Falava-se de tudo, das experiências escolares, dos filmes
em cartaz, dos namoros e sobretudo das meninas de costumes mais
avançados, que entretanto não eram como as de hoje, apenas as
facilidades de beijos mais prolongados e, nos casos extremos, de
algumas apalpadelas fugazes. Quando surgiram os filmes da Bardot,
todos censurados para menores, a preocupação era como subornar o
porteiro para nos permitir a entrada na sala de projeção. A estratégia
que mais funcionava era a de pagar-lhe diretamente o valor do
ingresso e, assim que a sessão começasse, esgueirar-nos pela sombra
para o interior da sala, para essas coisas não faltam imaginação e
muito menos escrúpulos.
No capítulo da valentia, porém, ninguém ganhava do
Bráulio, que até conseguiu matar, imaginem que coragem, uma
perigosa cascavel com certeiro golpe de cabo de vassoura. O episódio
aconteceu, segundo seu relato que nos deixou cheios de admiração, em
recente viagem ao sítio do tio, ocasião em que conversava à sombra de
um abacateiro e o réptil peçonhento se aproximou desapercebido.
Felizmente Braúlio, olhos de lince, viu-o a tempo, quando prestes a
picar alguém. “Vou trazer o guizo, que está lá em casa, pra mostrar a
vocês”. Só que até hoje ninguém viu o cobiçado troféu.
Foi na mesma noite desse relato que o César sugeriu
fôssemos “roubar” as cobiçadas mangas do quintal da casa do coveiro,
homem sisudo e mal encarado, bem ao lado do cemitério municipal.

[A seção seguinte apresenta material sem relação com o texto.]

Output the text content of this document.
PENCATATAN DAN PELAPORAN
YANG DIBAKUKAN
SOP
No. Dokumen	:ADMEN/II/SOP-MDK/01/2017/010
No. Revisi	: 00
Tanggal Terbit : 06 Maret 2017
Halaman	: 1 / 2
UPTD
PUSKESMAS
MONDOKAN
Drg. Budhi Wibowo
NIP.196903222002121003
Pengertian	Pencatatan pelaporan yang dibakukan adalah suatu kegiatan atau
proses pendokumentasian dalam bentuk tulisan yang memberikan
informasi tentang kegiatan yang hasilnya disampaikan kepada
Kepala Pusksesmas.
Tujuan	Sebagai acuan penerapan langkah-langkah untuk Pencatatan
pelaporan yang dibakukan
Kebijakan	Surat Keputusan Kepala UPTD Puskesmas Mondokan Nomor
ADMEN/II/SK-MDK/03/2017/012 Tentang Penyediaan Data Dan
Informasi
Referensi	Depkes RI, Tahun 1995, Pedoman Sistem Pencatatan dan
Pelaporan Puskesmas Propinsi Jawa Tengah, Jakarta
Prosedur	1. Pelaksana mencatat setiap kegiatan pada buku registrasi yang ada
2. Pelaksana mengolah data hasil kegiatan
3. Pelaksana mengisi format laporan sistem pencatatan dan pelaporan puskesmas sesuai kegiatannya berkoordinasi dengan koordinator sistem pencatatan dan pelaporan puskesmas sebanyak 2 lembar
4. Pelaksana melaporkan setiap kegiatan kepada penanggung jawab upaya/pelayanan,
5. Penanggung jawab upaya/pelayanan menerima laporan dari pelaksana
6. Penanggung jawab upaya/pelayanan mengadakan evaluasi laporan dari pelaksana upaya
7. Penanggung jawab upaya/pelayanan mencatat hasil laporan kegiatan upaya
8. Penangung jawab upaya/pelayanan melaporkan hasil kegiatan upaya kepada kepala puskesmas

Dali se podia ver, inclusive, as cruzes de alguns jazigos mais altos. Há
de ter corrido um frio pela espinha de cada um, como aconteceu
comigo, mas, embalados pela coragem brauliana e tendo o próprio
conosco, lá fomos, pouco mais de nove horas de noite escura, para o
local da empreitada, que parecia sinistramente silencioso e calmo, só
uma leve brisa agitando as folhas das árvores. Galgar o muro do
quintal e alcançar os galhos da mangueira que se debruçavam sobre
ele, foi tarefa fácil, uns fazendo “escadinha” para os outros, do que se
pode concluir como os infratores são solidários entre si. Já tínhamos
conseguido alguns frutos, a tarefa parecendo fácil demais e todos já
cheios de coragem, quando um longo e sofrido uivo canino, que mais
parecia grito desesperado, quebrou o silêncio e arrasou nossa coragem,
pondo-nos em desabalada fuga. Em poucos minutos, suados e
ofegantes, chegamos ao campinho, nosso ponto de encontro, todos
menos o Bráulio. Fomos para casa assim que a tremedeira passou,
preocupados com o que pudesse ter acontecido com ele, justo o
Bráulio, que no momento do sofrido uivo canino equilibrava-se em
galho mais fino para alcançar os frutos maduros. Era mesmo
corajoso...
O segredo só se desfez dois dias após, quando a irmã nos
contou que ele, naquela noite, teve uma incontida descarga intestinal,
chegando em casa todo descomposto. “Pudera, onde já se viu chupar
manga à noite. Vocês vivem mesmo aprontando!”